AMSTERDAM (BLOOMBERG) - ABN Amro Bank will stop providing corporate finance outside Europe and exit trade and commodity financing altogether as the Dutch bank tries to turn around an investment banking division hit hard by market chaos caused by the coronavirus crisis.
As many as 800 jobs, or a third of the total, are at risk in a plan to hive off and wind down activities that account for about 45 per cent of the unit's client loans, the Dutch bank said on Wednesday (Aug 12). The process will take three to four years, it said. The natural resources and transportation and logistics parts of the business will focus on European clients only.
Corporate banking in the US, Asia, Australia and Brazil will be wound down, but the bank will retain its global clearing business, one of the world's biggest, the company said.
"Clearing has taken several de-risking measures in the past months following a large loss incurred earlier this year," it said. The bank said it expects additional impairments related to job losses and the wind down of corporate loans.
When contacted by The Straits Times, a bank spokesman confirmed that only clearing services will remain in Singapore. "We expect the wind down of the non-core activities to take three to four years globally. At what pace will differ per business line and region. This will be worked out in the coming period."
He added: "We can not yet say exactly how many jobs in Singapore are impacted. This will also be worked out in the coming period."
ABN Amro was among the 20 banks hit by the collapse of Hin Leong Trading. As the Singapore oil trader’s second largest bank creditor, it was said to be owed US$300 million (S$412 million). French bank Societe Generale shut its trade commodity desk in Singapore earlier this month after Hin Leong’s fall prompted the bank to halt fresh funding to such firms in the region.
Other European lenders including Deutsche Bank, Societe Generale and BNP Paribas have been slashing and refocusing their investment banks as they seek to cut costs and get out of higher-risk businesses. ABN Amro’s chief executive officer Robert Swaak accelerated his review of the investment bank as volatile markets hit profitability and caused large impairments at the unit.
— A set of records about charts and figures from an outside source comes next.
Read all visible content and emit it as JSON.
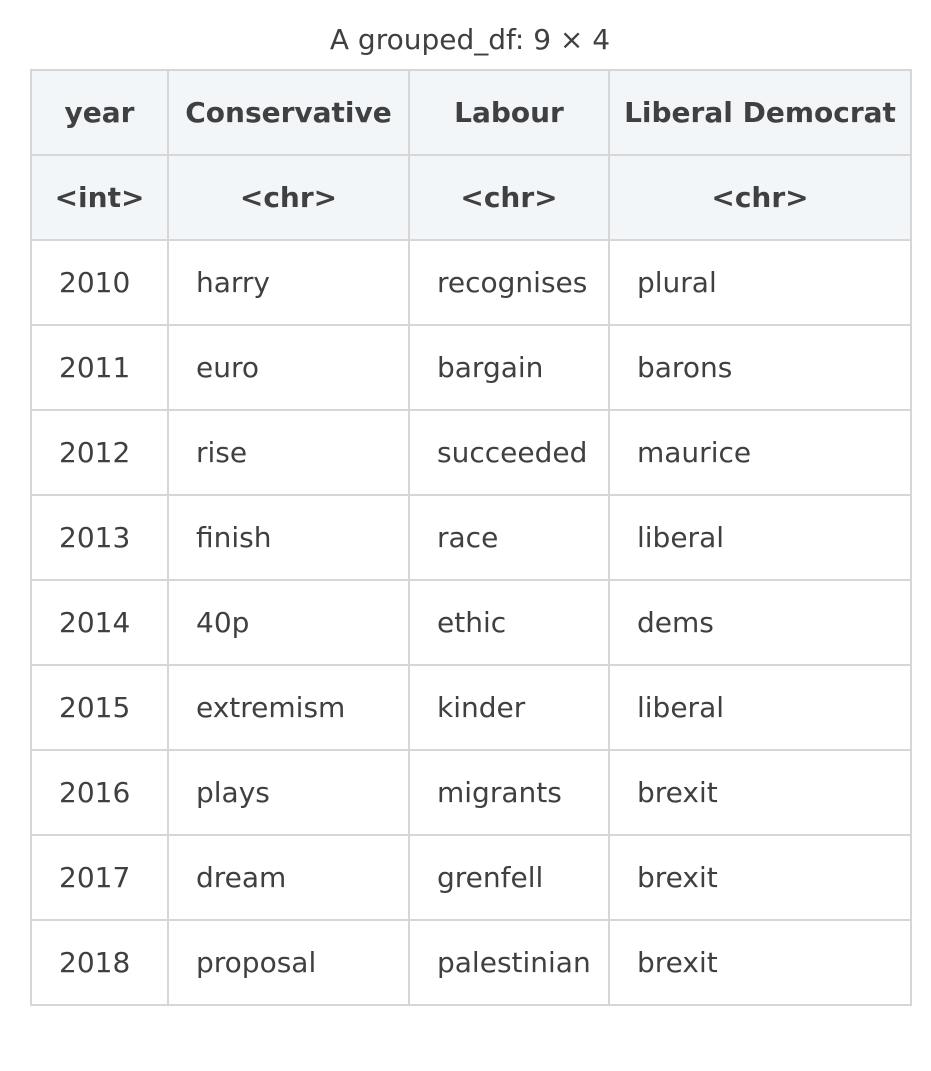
{
  "caption": "A grouped_df: 9 × 4",
  "columns": [
    {
      "name": "year",
      "type": "<int>"
    },
    {
      "name": "Conservative",
      "type": "<chr>"
    },
    {
      "name": "Labour",
      "type": "<chr>"
    },
    {
      "name": "Liberal Democrat",
      "type": "<chr>"
    }
  ],
  "rows": [
    [
      "2010",
      "harry",
      "recognises",
      "plural"
    ],
    [
      "2011",
      "euro",
      "bargain",
      "barons"
    ],
    [
      "2012",
      "rise",
      "succeeded",
      "maurice"
    ],
    [
      "2013",
      "finish",
      "race",
      "liberal"
    ],
    [
      "2014",
      "40p",
      "ethic",
      "dems"
    ],
    [
      "2015",
      "extremism",
      "kinder",
      "liberal"
    ],
    [
      "2016",
      "plays",
      "migrants",
      "brexit"
    ],
    [
      "2017",
      "dream",
      "grenfell",
      "brexit"
    ],
    [
      "2018",
      "proposal",
      "palestinian",
      "brexit"
    ]
  ]
}
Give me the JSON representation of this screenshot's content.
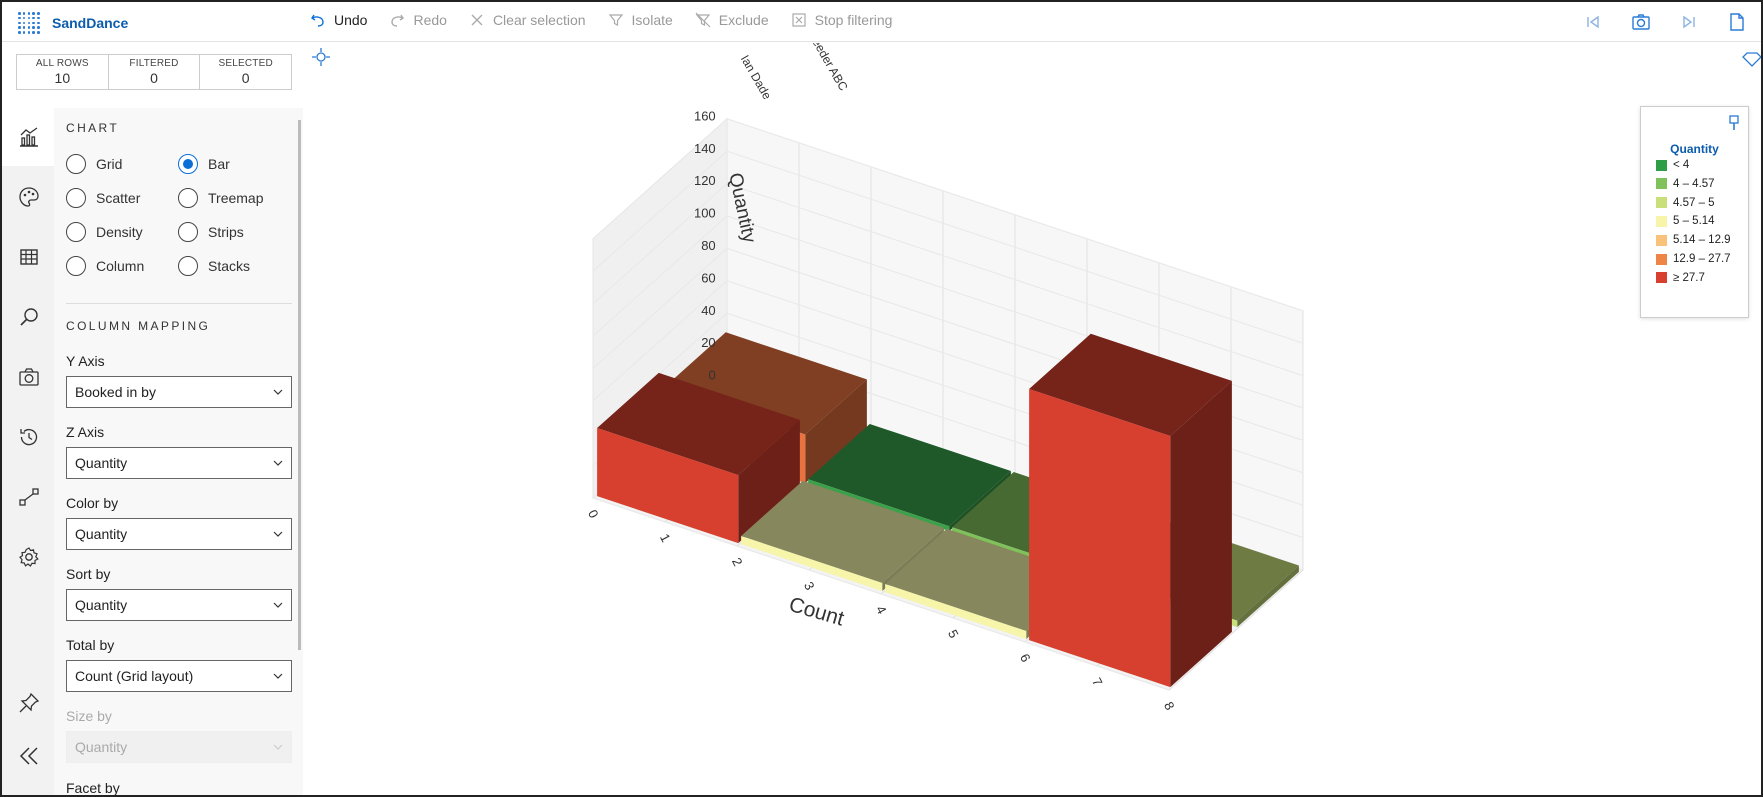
{
  "app": {
    "title": "SandDance"
  },
  "toolbar": {
    "undo": "Undo",
    "redo": "Redo",
    "clear_selection": "Clear selection",
    "isolate": "Isolate",
    "exclude": "Exclude",
    "stop_filtering": "Stop filtering"
  },
  "counts": {
    "all_rows_label": "ALL ROWS",
    "all_rows": "10",
    "filtered_label": "FILTERED",
    "filtered": "0",
    "selected_label": "SELECTED",
    "selected": "0"
  },
  "sidebar": {
    "chart_title": "CHART",
    "chart_types": [
      "Grid",
      "Bar",
      "Scatter",
      "Treemap",
      "Density",
      "Strips",
      "Column",
      "Stacks"
    ],
    "selected_chart_type": "Bar",
    "column_mapping_title": "COLUMN MAPPING",
    "y_axis_label": "Y Axis",
    "y_axis_value": "Booked in by",
    "z_axis_label": "Z Axis",
    "z_axis_value": "Quantity",
    "color_by_label": "Color by",
    "color_by_value": "Quantity",
    "sort_by_label": "Sort by",
    "sort_by_value": "Quantity",
    "total_by_label": "Total by",
    "total_by_value": "Count (Grid layout)",
    "size_by_label": "Size by",
    "size_by_value": "Quantity",
    "facet_by_label": "Facet by"
  },
  "icons": {
    "rail": [
      "chart-icon",
      "palette-icon",
      "table-icon",
      "search-icon",
      "camera-icon",
      "history-icon",
      "transition-icon",
      "settings-icon",
      "pin-icon",
      "collapse-icon"
    ]
  },
  "chart_data": {
    "type": "bar",
    "projection": "3d",
    "y_axis_title": "Booked in by",
    "y_categories": [
      "Ian Dade",
      "StoreFeeder ABC"
    ],
    "z_axis_title": "Quantity",
    "z_ticks": [
      "0",
      "20",
      "40",
      "60",
      "80",
      "100",
      "120",
      "140",
      "160"
    ],
    "zlim": [
      0,
      160
    ],
    "x_axis_title": "Count",
    "x_ticks": [
      "0",
      "1",
      "2",
      "3",
      "4",
      "5",
      "6",
      "7",
      "8"
    ],
    "bars": [
      {
        "row": "Ian Dade",
        "x_start": 0,
        "x_end": 2,
        "quantity": 42,
        "color": "#d73f2e"
      },
      {
        "row": "Ian Dade",
        "x_start": 2,
        "x_end": 4,
        "quantity": 5,
        "color": "#f6f5a9"
      },
      {
        "row": "Ian Dade",
        "x_start": 4,
        "x_end": 6,
        "quantity": 5,
        "color": "#f6f5a9"
      },
      {
        "row": "Ian Dade",
        "x_start": 6,
        "x_end": 8,
        "quantity": 155,
        "color": "#d73f2e"
      },
      {
        "row": "StoreFeeder ABC",
        "x_start": 0,
        "x_end": 2,
        "quantity": 30,
        "color": "#e9723f"
      },
      {
        "row": "StoreFeeder ABC",
        "x_start": 2,
        "x_end": 4,
        "quantity": 3,
        "color": "#3aa14a"
      },
      {
        "row": "StoreFeeder ABC",
        "x_start": 4,
        "x_end": 6,
        "quantity": 3,
        "color": "#7fc15a"
      },
      {
        "row": "StoreFeeder ABC",
        "x_start": 6,
        "x_end": 8,
        "quantity": 4,
        "color": "#c8df7a"
      }
    ]
  },
  "legend": {
    "title": "Quantity",
    "items": [
      {
        "label": "< 4",
        "color": "#2e9e46"
      },
      {
        "label": "4 – 4.57",
        "color": "#7fc15a"
      },
      {
        "label": "4.57 – 5",
        "color": "#c8df7a"
      },
      {
        "label": "5 – 5.14",
        "color": "#f6f5a9"
      },
      {
        "label": "5.14 – 12.9",
        "color": "#f8c27a"
      },
      {
        "label": "12.9 – 27.7",
        "color": "#ee8547"
      },
      {
        "label": "≥ 27.7",
        "color": "#d73f2e"
      }
    ]
  }
}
The investment bank "has been unable to generate the required profitability at an acceptable risk level," the bank said said. Efforts to lower risk since 2018 "were unfortunately insufficient. The results were further impacted by recent volatility and a downturn in certain markets."
The bank reported a net loss of 5 million euros (S$8.1 million) for the quarter on writedowns an a slowdown in leding prompted by the Covid-19 crisis. Provisions for loan losses declined to 703 million euros from 1.1. billion euros in the first quarter. ABN Amro said it expects provisions to total 3 billion euros this year, partly on costs to wind down loans at the investment bank. That's up from an earlier prediction of 2.5 billion euros.
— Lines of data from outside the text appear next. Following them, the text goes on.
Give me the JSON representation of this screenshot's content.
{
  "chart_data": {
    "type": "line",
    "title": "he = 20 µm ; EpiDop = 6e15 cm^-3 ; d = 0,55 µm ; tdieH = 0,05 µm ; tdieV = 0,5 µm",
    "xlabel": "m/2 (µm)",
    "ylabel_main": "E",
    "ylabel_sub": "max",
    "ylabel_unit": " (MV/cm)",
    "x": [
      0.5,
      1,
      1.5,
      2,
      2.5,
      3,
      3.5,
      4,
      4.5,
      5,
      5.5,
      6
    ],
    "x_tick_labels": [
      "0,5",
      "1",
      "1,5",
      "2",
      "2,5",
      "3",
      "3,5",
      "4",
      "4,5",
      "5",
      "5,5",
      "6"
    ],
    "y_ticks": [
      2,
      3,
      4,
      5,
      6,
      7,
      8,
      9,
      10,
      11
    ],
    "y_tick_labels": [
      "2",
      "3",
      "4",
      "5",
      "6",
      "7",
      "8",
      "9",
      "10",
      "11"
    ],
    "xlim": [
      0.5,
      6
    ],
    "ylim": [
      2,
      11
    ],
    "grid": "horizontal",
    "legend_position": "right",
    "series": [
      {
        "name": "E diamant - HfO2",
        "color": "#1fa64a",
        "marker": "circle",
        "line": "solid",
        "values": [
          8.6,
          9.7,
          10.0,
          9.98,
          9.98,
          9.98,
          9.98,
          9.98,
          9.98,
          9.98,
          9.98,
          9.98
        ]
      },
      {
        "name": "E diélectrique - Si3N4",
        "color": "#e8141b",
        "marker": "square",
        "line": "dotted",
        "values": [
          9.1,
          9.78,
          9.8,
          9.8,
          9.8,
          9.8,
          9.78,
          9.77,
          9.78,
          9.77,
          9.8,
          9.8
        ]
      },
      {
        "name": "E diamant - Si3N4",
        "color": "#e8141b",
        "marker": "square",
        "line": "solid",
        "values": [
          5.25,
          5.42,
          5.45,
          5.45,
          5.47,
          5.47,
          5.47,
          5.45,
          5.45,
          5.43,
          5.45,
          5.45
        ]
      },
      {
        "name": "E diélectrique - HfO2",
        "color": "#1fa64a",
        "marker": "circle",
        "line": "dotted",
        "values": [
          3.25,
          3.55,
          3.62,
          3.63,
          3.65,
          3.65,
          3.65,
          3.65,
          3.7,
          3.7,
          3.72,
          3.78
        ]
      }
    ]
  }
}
ABN Amro is also among the four banks with the highest exposure to Wirecard, the defunct payments company that prompted competitors ING Groep and Commerzbank to take provisions of about 175 million euros each in the second quarter, Bloomberg reported in June. The bank said an "exceptional client file" contributed to the high impairments in the second quarter.
The corporate and investment bank accounted for 14.5 per cent of group profit last year and the unit's headcount was a similar share of the total. The investment bank's activities carry much more risk ABN Amro's retail business and require more capital as well, making it costly to squeeze out decent profits in good times.
In the previous quarter, the lender wrote down 460 million euros on two individual client cases, which contributed to its first loss since 2013. Even before the coronavirus crisis, the investment bank fell short ABN Amro's 10 per cent to 13 per cent return on equity target.